Queen Victoria's style of dress was a massive influence on her subjects. Everyone wanted to emulate the beautiful young Queen who loved and wore clothes and jewelry liberally.
Setting trends and insisting that all her clothes and those of her courtiers were made in Britain gave a huge boost to British industry and trade.
Victoria came to the throne at only 18 years of age and ruled for 64 years through a time of immense industrial and scientific progress. Under her rule, the British Empire was doubled in size and the trade created brought great financial growth to Britain.
Corsets and Curves
Like many women Victoria dressed for her man!
This was the era of the corset and women created a tiny waist which, in turn, gave the illusion of a curvier figure. The early Victorian corsets were stiffened with boning both for evening and everyday wear.
She was strongly influenced and, indeed, attracted to her first Prime Minister, Lord Melbourne, but it was Prince Albert of Saxe Coburg who stole her heart. Both men would advise on her fashion style and were influential in encouraging her to support British industry.
Although not usually an everyday item, corsets can still make a fashion statement from time to time.
White Wedding dress becomes a global tradition
The royal couple were married in 1840 and Queen Victoria's style choice of a white wedding dress was quite unusual at the time. Since then of course it has become a global tradition for brides to wear white!

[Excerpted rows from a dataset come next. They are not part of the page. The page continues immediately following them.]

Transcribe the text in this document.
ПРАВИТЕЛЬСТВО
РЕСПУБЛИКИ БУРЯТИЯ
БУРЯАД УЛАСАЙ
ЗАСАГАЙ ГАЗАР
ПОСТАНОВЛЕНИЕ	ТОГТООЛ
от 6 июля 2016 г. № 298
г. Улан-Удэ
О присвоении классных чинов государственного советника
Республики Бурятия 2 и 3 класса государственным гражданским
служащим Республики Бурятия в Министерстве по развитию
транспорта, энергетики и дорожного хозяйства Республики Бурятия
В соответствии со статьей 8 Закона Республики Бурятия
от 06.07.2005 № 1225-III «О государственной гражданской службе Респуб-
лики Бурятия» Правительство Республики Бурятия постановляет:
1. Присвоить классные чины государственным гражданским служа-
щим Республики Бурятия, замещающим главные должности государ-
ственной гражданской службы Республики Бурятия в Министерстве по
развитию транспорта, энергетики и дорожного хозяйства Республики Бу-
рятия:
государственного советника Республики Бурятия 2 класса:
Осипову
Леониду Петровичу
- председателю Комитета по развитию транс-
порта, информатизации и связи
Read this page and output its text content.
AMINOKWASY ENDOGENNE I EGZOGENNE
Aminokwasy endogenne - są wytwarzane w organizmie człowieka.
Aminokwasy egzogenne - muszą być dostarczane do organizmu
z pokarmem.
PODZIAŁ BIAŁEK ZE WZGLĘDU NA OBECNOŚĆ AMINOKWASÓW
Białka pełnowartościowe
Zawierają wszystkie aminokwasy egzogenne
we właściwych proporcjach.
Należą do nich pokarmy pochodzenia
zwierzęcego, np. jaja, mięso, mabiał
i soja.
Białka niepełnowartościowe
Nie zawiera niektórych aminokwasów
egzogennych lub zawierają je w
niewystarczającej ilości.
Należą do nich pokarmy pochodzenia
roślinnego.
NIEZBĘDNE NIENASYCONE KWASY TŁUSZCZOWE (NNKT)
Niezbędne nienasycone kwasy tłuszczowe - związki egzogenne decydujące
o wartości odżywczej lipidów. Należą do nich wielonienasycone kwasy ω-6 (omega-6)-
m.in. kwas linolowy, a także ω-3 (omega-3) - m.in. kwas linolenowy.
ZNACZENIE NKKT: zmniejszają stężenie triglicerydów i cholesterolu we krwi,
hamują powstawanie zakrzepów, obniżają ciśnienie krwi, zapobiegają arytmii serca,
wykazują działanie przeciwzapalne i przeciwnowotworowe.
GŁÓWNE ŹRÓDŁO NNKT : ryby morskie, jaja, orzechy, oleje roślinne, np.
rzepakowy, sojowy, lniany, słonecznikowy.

Her heavy satin gown was made from fabric woven in London and trimmed with rich hand-made Honiton lace, matched by an 18 foot veil. This proved an important boost to the lace-making cottage industry in Devon.
She chose to wear fresh orange blossom in her hair instead of a tiara and she began the tradition of carrying myrtle in the bridal bouquet.
A sprig of myrtle from Victoria's own bouquet was planted at her home on the Isle of Wight and, when her daughter Princess Victoria was married in 1858, a sprig from the bush was included in the bouquet. This began another tradition that every royal bride since has chosen to continue.
Queen Victoria's Hairstyle
Skirts were evolving into a bell shape with ruffles and very soon a 'crinoline cage' started to be worn which meant less petticoats.
Queen Victorias fashion silhouette in the 1850's was certainly curvy and ladies were wearing off the shoulder evening gowns in luxurious fabrics with pretty ruffles down to their elbows. The Queen wore her hair parted in the center looped into a plaited bun at the back. It was often decorated with flowers and the hairstyle was quickly popularized.
New ideas were adopted much more slowly in America and Victorian fashion was at the fore-front of 19th century European trends.
Prince Albert, as consort, encouraged Victoria as she used her influence widely and wisely in her role as a 'constitutional monarch'. He 'created' his own role strongly supporting the arts, science, trade and industry; he was instrumental in educational reform and was a leading figure in the abolition of slavery.
The marriage produced 9 children and, sadly, when Prince Albert died in 1861, Victoria never recovered. She wore nothing but black for the rest of her life relieved with just a white cap.
A more modest and conservative way of dressing became the norm and most Victorian women adopted a 'uniform' of lace-up boots, a long dark skirt and high neck long sleeved blouse often with a 'bustle'.
Of course this was open to interpretation with more sumptuous versions and the Victorian lady in a ruffled white blouse and leg 'o' mutton sleeves, beautifully embroidered and pleated is an iconic image often worn with a velvet skirt.
Queen Victoria's jewelry
Queen Victoria had a lifelong passion for formal jewelry but it was her personal and sentimental pieces she loved the most being obsessed with association.
As a child she treasured a locket containing a lock of her deceased father's hair and, once engaged to Prince Albert, she wore a lock of his hair in a heart-shaped pendant almost constantly throughout her life. She popularized the charm bracelet and gifted her closest friends with a new charm each New Year.
Victoria's love of opera and the theatre was emulated in some of the fabulous items of jewelry lovingly commissioned by Albert. But alongside the priceless jewels sat pebbles, set in silver, retrieved from her Balmoral estate in Scotland.
After Albert's death, she frequently wore black jet jewelry, a gemstone from Yorkshire, but this is rarely used nowadays except in gothic jewelry.
She took her jewelry obsession to her grave by selecting bracelets, necklaces and rings for her burial including many of the romantic pieces from her husband.